One other element that plays a part with the Running Chod is the componentry used. It’s got to be safe, so make sure the top bead can eject from the stopper used to semi-fix it in position. I’ve been using some prototype stoppers that are a soft rubber, so can be moved up and down the leader really easily. They’re tapered, too, so the soft bead I use over the top can eject if necessary, but it’s not so loose it comes off on the cast.

At the bottom of the rig, I’m a firm believer in keeping some separation between the Chod Rig and the lead. Not only to avoid tangles on the case, but also to provide a buffer when playing the fish. I’ve found I land every carp I hook on a Chod Rig, so long as that buffer is at the end. It may be making no difference whatsoever, but it gives me great confidence. I started using it on The Abyss many moons ago, when we started using the shortest, smallest Chods we could possibly tie as the carp would eat 10mm boilies a lot more readily than they would 15s and 18s. The big lump of silicone we used back then did the job, but there are more refined options today, which I would encourage you to use.
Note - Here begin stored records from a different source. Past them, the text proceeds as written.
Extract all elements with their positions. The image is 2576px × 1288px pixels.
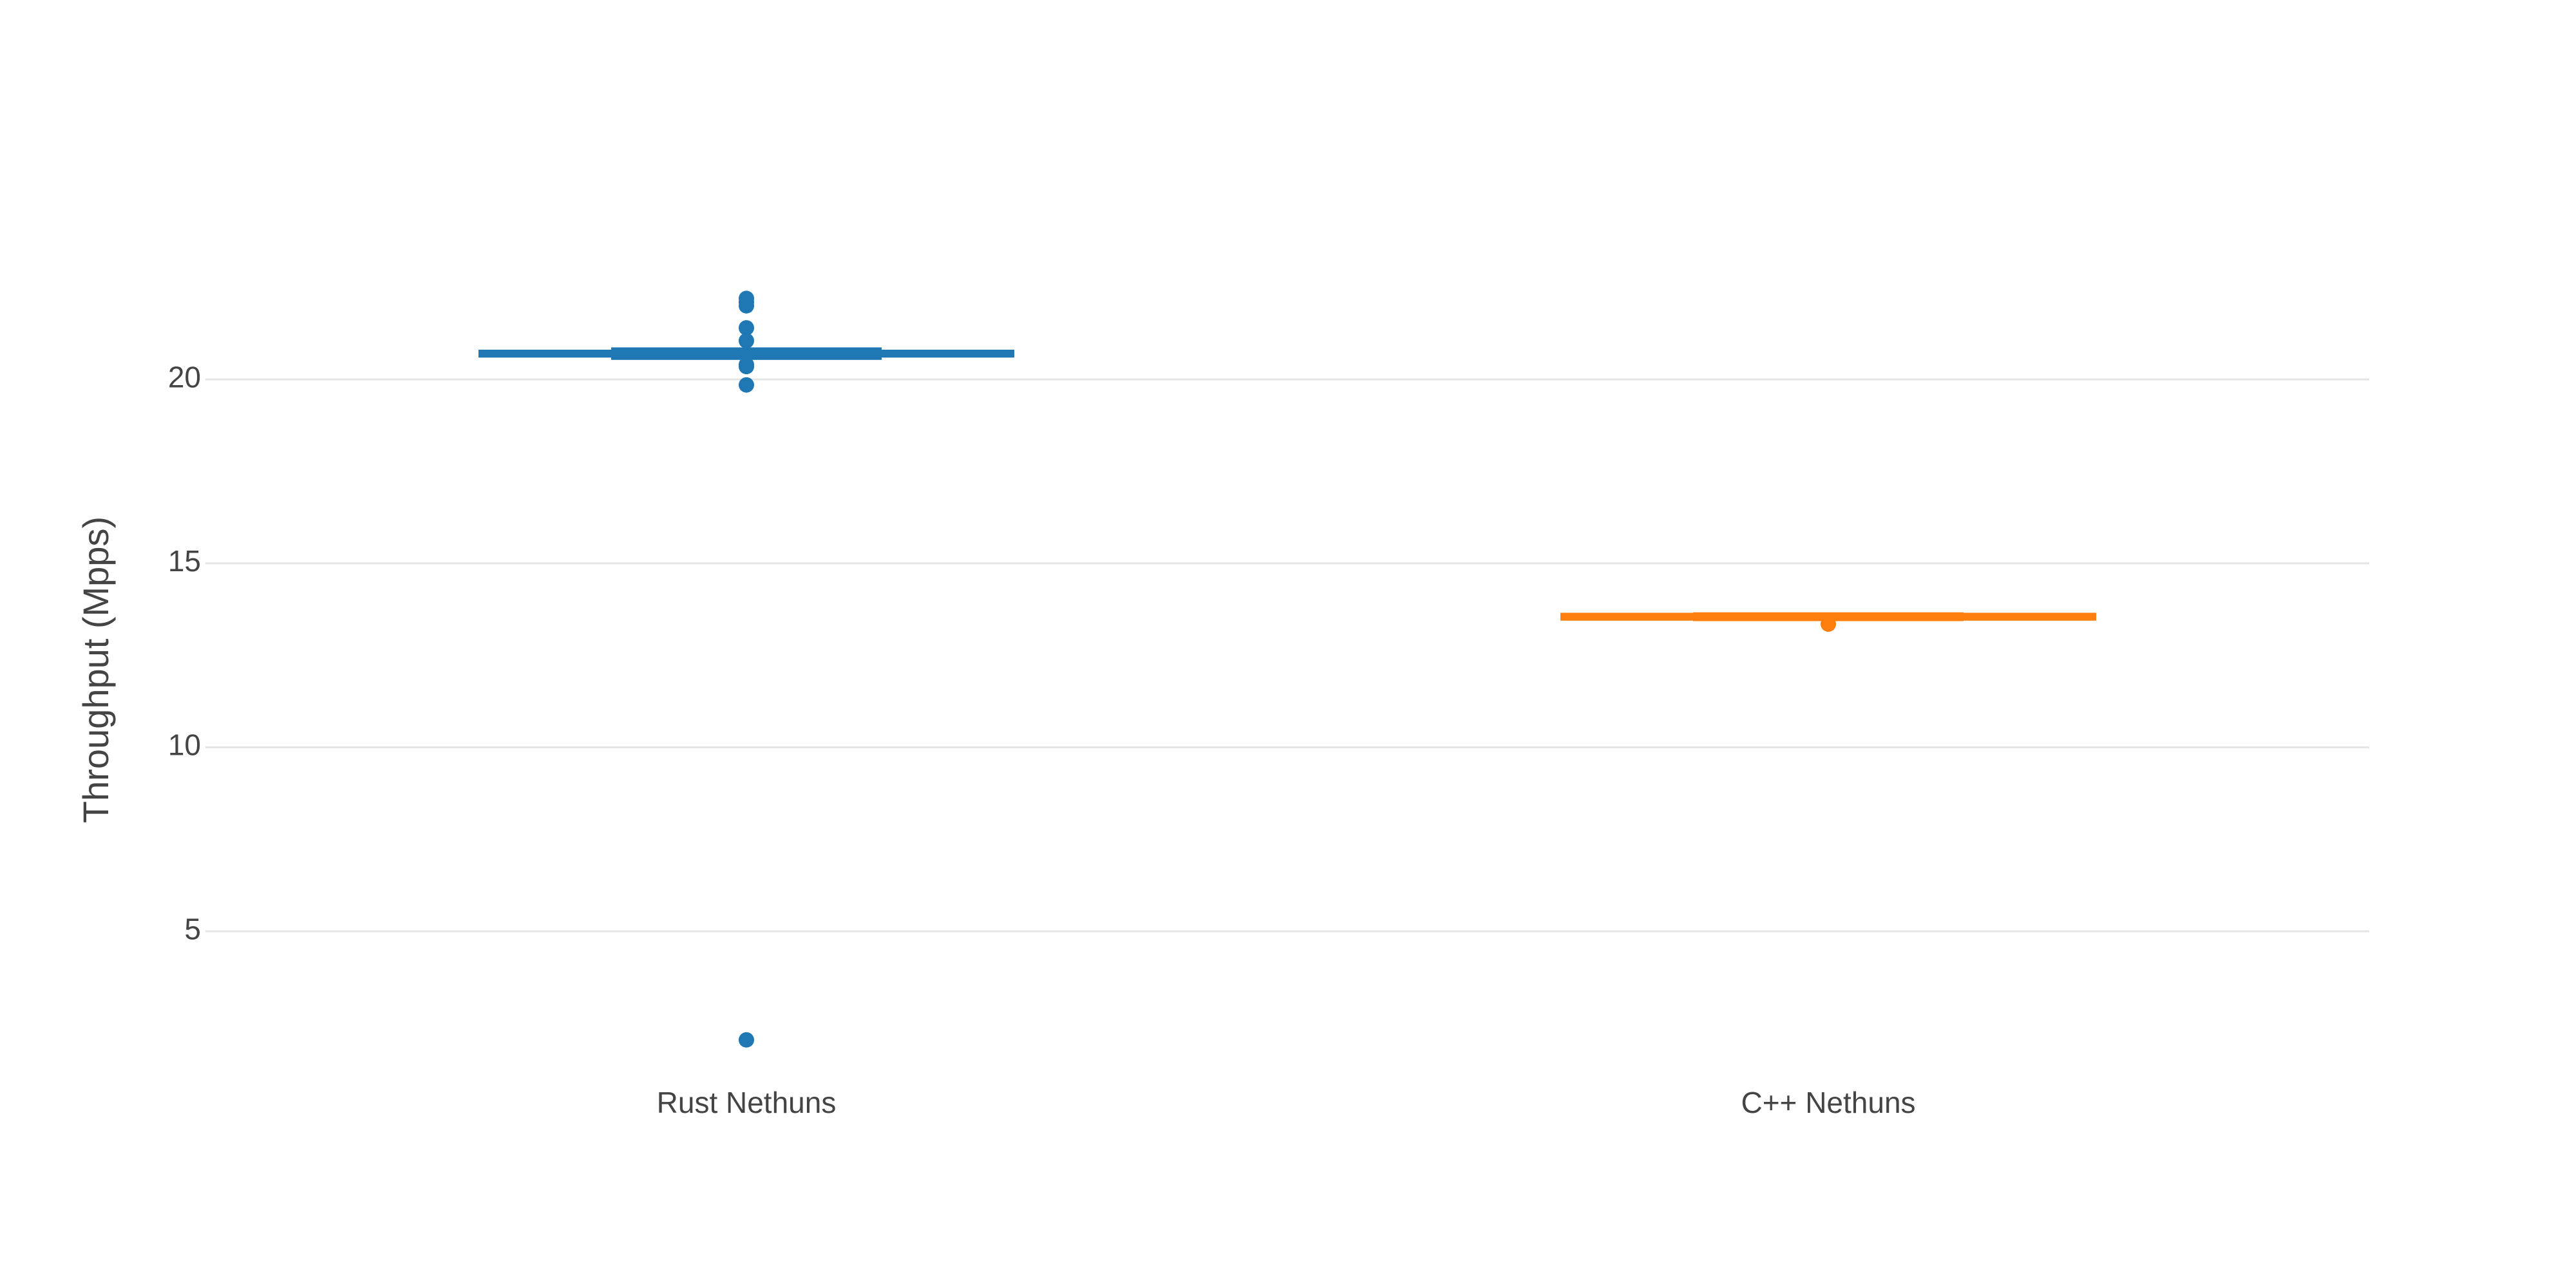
- x-tick-label: Rust Nethuns: [657, 1086, 837, 1119]
- y-axis-title: Throughput (Mpps): [75, 516, 116, 823]
- outlier: [1821, 616, 1836, 632]
- outlier: [739, 333, 754, 349]
- y-tick-label: 5: [184, 912, 201, 945]
- y-tick-label: 10: [168, 728, 201, 762]
- outlier: [739, 359, 754, 375]
- y-tick-label: 20: [168, 360, 201, 393]
- outlier: [739, 377, 754, 393]
- outlier: [739, 1032, 754, 1048]
- y-tick-label: 15: [168, 544, 201, 578]
- outlier: [739, 298, 754, 314]
- outlier: [739, 320, 754, 336]
- x-tick-label: C++ Nethuns: [1741, 1086, 1915, 1119]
The lead itself? Well, there are two I’d use myself: either a pear style shape that provides a lot of feedback when feeling for a drop, or a flat-sided lead when fishing on or around features. I’m not scared to use a large lead with a Chod Rig, either. Indeed, I’ve found it a lot better on some venues. If you need to drop the lead, either tie it on or use the Korda Heli-Safe, which works really well I’ve found, so long as you keep the inside of it clean. Any bit of grit inside the mechanism seems to lock it open, but it can be blown out easily enough.

So if you’re off out this weekend and your head is fried with winter rig ideas – don’t forget how many carp you and everyone else has caught on a Chod Rig over the years. Put your best hookbaits on the end and enjoy!